Hafez and I moved the moaning Askar into the back of the Ranger behind us, and we both drove back to the casualty collection point. It
was now about nine in the morning and Swenson and Fabayo had come forward again in their Ford Ranger.

The Kiowas had rearmed and come back on station, directing us toward another wounded. Like it or not, we had been pressed into the ambulance business. The Kiowa commanded by Chief Warrant Officer Yossarian Silano—a good name for a guy in a crazy war—had been a Marine grunt before becoming an Army pilot. His bird was easy to talk to and directed me where to go, sometimes hovering so low I could just about reach up and touch his skids. He was covering my rear whenever I got out of the truck.

Twice, Hafez and I got out, climbed up the sides of terraces, found the Askars, and lugged them down the terrace walls to the wash. After we’d loaded two into a Ranger, my brain finally kicked in: I couldn’t be the gunner and the corpsman at the same time. I didn’t need Hafez out there in the fields with me. Rod, though, needed someone on the gun.

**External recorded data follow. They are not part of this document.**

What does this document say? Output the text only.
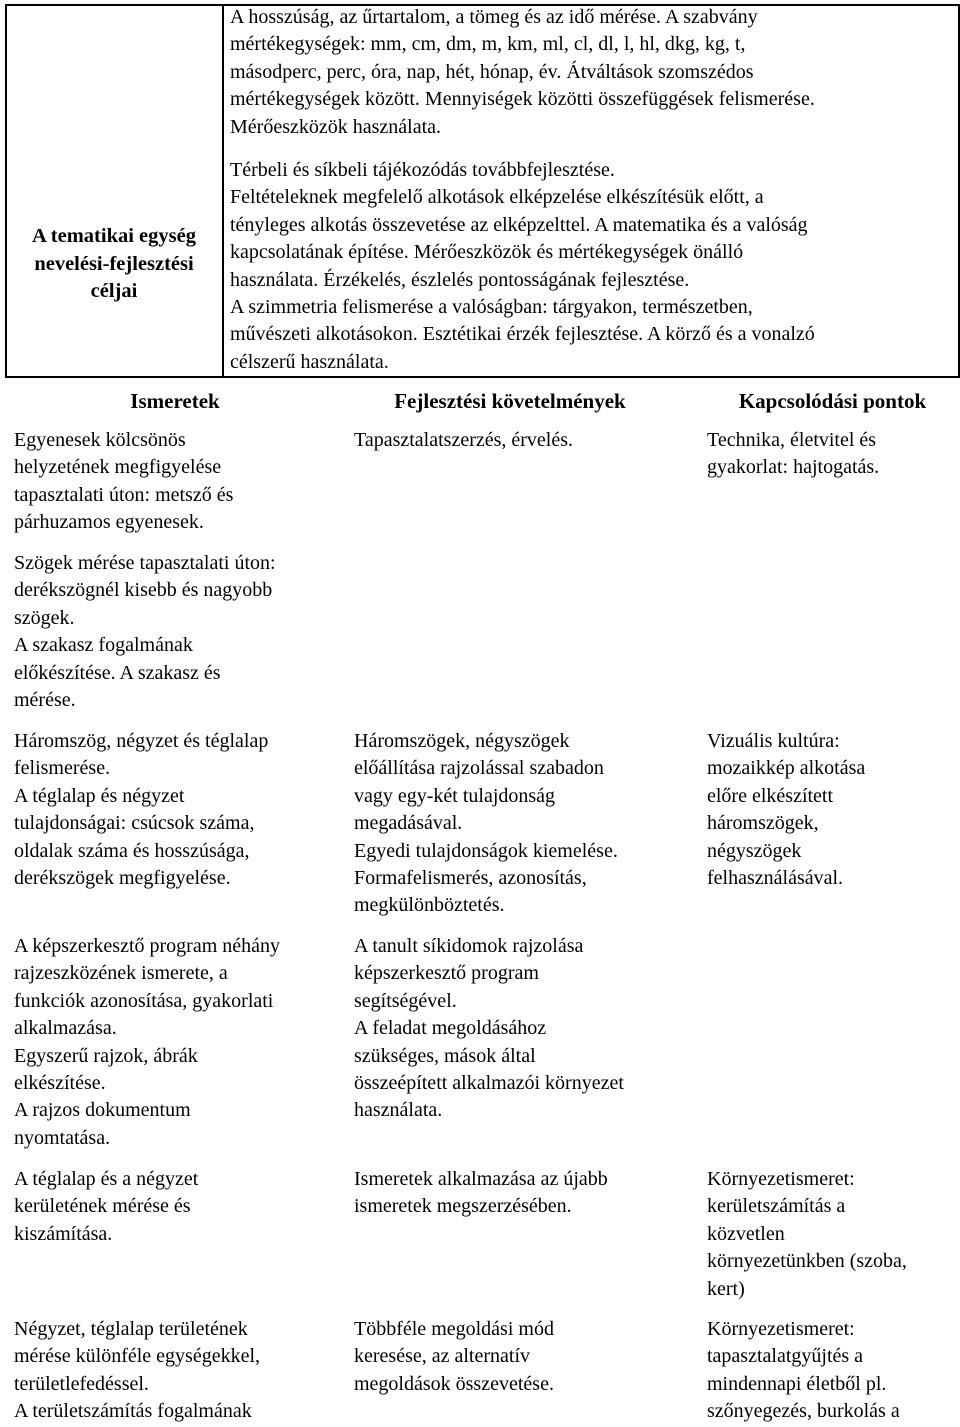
A tematikai egység
nevelési-fejlesztési
céljai
A hosszúság, az űrtartalom, a tömeg és az idő mérése. A szabvány
mértékegységek: mm, cm, dm, m, km, ml, cl, dl, l, hl, dkg, kg, t,
másodperc, perc, óra, nap, hét, hónap, év. Átváltások szomszédos
mértékegységek között. Mennyiségek közötti összefüggések felismerése.
Mérőeszközök használata.
Térbeli és síkbeli tájékozódás továbbfejlesztése.
Feltételeknek megfelelő alkotások elképzelése elkészítésük előtt, a
tényleges alkotás összevetése az elképzelttel. A matematika és a valóság
kapcsolatának építése. Mérőeszközök és mértékegységek önálló
használata. Érzékelés, észlelés pontosságának fejlesztése.
A szimmetria felismerése a valóságban: tárgyakon, természetben,
művészeti alkotásokon. Esztétikai érzék fejlesztése. A körző és a vonalzó
célszerű használata.
Ismeretek	Fejlesztési követelmények	Kapcsolódási pontok
Egyenesek kölcsönös
helyzetének megfigyelése
tapasztalati úton: metsző és
párhuzamos egyenesek.
Szögek mérése tapasztalati úton:
derékszögnél kisebb és nagyobb
szögek.
A szakasz fogalmának
előkészítése. A szakasz és
mérése.
Háromszög, négyzet és téglalap
felismerése.
A téglalap és négyzet
tulajdonságai: csúcsok száma,
oldalak száma és hosszúsága,
derékszögek megfigyelése.
A képszerkesztő program néhány
rajzeszközének ismerete, a
funkciók azonosítása, gyakorlati
alkalmazása.
Egyszerű rajzok, ábrák
elkészítése.
A rajzos dokumentum
nyomtatása.
A téglalap és a négyzet
kerületének mérése és
kiszámítása.
Négyzet, téglalap területének
mérése különféle egységekkel,
területlefedéssel.
A területszámítás fogalmának
Tapasztalatszerzés, érvelés.
Háromszögek, négyszögek
előállítása rajzolással szabadon
vagy egy-két tulajdonság
megadásával.
Egyedi tulajdonságok kiemelése.
Formafelismerés, azonosítás,
megkülönböztetés.
A tanult síkidomok rajzolása
képszerkesztő program
segítségével.
A feladat megoldásához
szükséges, mások által
összeépített alkalmazói környezet
használata.
Ismeretek alkalmazása az újabb
ismeretek megszerzésében.
Többféle megoldási mód
keresése, az alternatív
megoldások összevetése.
Technika, életvitel és
gyakorlat: hajtogatás.
Vizuális kultúra:
mozaikkép alkotása
előre elkészített
háromszögek,
négyszögek
felhasználásával.
Környezetismeret:
kerületszámítás a
közvetlen
környezetünkben (szoba,
kert)
Környezetismeret:
tapasztalatgyűjtés a
mindennapi életből pl.
szőnyegezés, burkolás a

“Hafez, will you take over the .50-cal?” I said. “I can do more good on the ground.”

Hafez climbed into the turret. I dragged an Askar to the road, and Hafez waved to an Afghan truck to pick him up. But the .50-cal was acting up and Hafez had difficulty clearing the jams. He was jacking the bolt back and I was nervous that he’d pull off the back plate with the bolt locked to the rear. If he did, the pressure of his next and last burst would drive the plate into his chest. To coax the gun back into firing shape, every so often I’d slip and slide up into the turret—blood from my arm and the wounded Askars had spattered everywhere inside the truck—and try to reset the gun.

The incoming fire didn’t stop. The machine-gunners were aiming at movement. They were shooting short bursts, with good fire discipline. Some gunners seemed to have spotters hidden in the houses.
They weren’t using tracers, so no green rounds gave away their positions. Without tracers, though, they couldn’t adjust well. A machine-gunner shooting from five hundred meters away couldn’t tell if he was missing me to the right or the left. Plus, firing at a downward angle of 30 degrees, they were overcompensating.

I knew by the sounds of the bullets when a gunner was zeroing in on me. When puffs of dirt spurted close, I’d find a depression and lie flat. Not seeing me, the gunner would grow bored. I’d wait until the dirt kicked up farther off before moving again.

With Swenson driving one truck and Rod the other, we shuttled around for maybe ten or fifteen minutes, a few Afghan trucks following and at least two Kiowas buzzing overhead. About six had been sent to help us. While two covered us, another pair waited on the other side of the ridge and the third pair rearmed at a nearby base. The pilots were fearless. Knowing my team was lost, they were running search patterns twenty feet off the ground so that they could identify each body.

Many of my Askars were lying prone, doing nothing, not returning fire. I’d trained them on the M16s, but they weren’t comfortable with them. Some had ripped through all their magazines, while others didn’t want to attract attention by shooting. I left the able-bodied to fend for themselves, because I couldn’t organize them without getting Hafez out of the truck to interpret.

To the enemy gunners up in the hills above us, our trucks probably looked a little like beetles scurrying around, swerving from one terrace to the next. Maybe they thought it was like a video game as they tried to hit us. They were doing their best, and they were experienced shooters who had crossed over from Pakistan for this event.

* * *

Swenson and Fabayo stopped their Ford Ranger next to us to talk over our next move. Behind us, an Afghan truck was shuttling wounded back to the collection point.

“Lieutenant,” I said to Fabayo. “Can you replace Hafez on the .50-cal? That’ll free him up to talk to the Afghans, and I got a sighting on another wounded.”

Fabayo got into our turret and Hafez got on the radio. I hopped in with Swenson. He was driving with a handset jammed to his ear, yelling back and forth to the Kiowas. The Ranger had taken a beating. The shocks were absolutely gone. Rounds had gone through the suspension, door, door handle, rear window, and cab. I pointed to a terrace about a hundred meters off to our left front.

“Stop!” I said. “I think that’s where I saw the guy. I’ll go look.”

Swenson had torn the ligament in his right knee and his shins were peppered with shrapnel, so he stayed behind the wheel and I hopped out.

“Don’t go far,” Swenson said.

I climbed up a terrace wall and followed the contours of the field around a corner to a body lying facedown. On the man’s hands were green gloves with the fingers cut out. I knew even before I rolled him over that it was Dodd Ali, my closest Afghan friend. He was due to take leave in a few weeks. He had left on bad terms with his mother, who was sure he would be killed. Finally, after two years, she had relented and invited him back to the farm for a visit.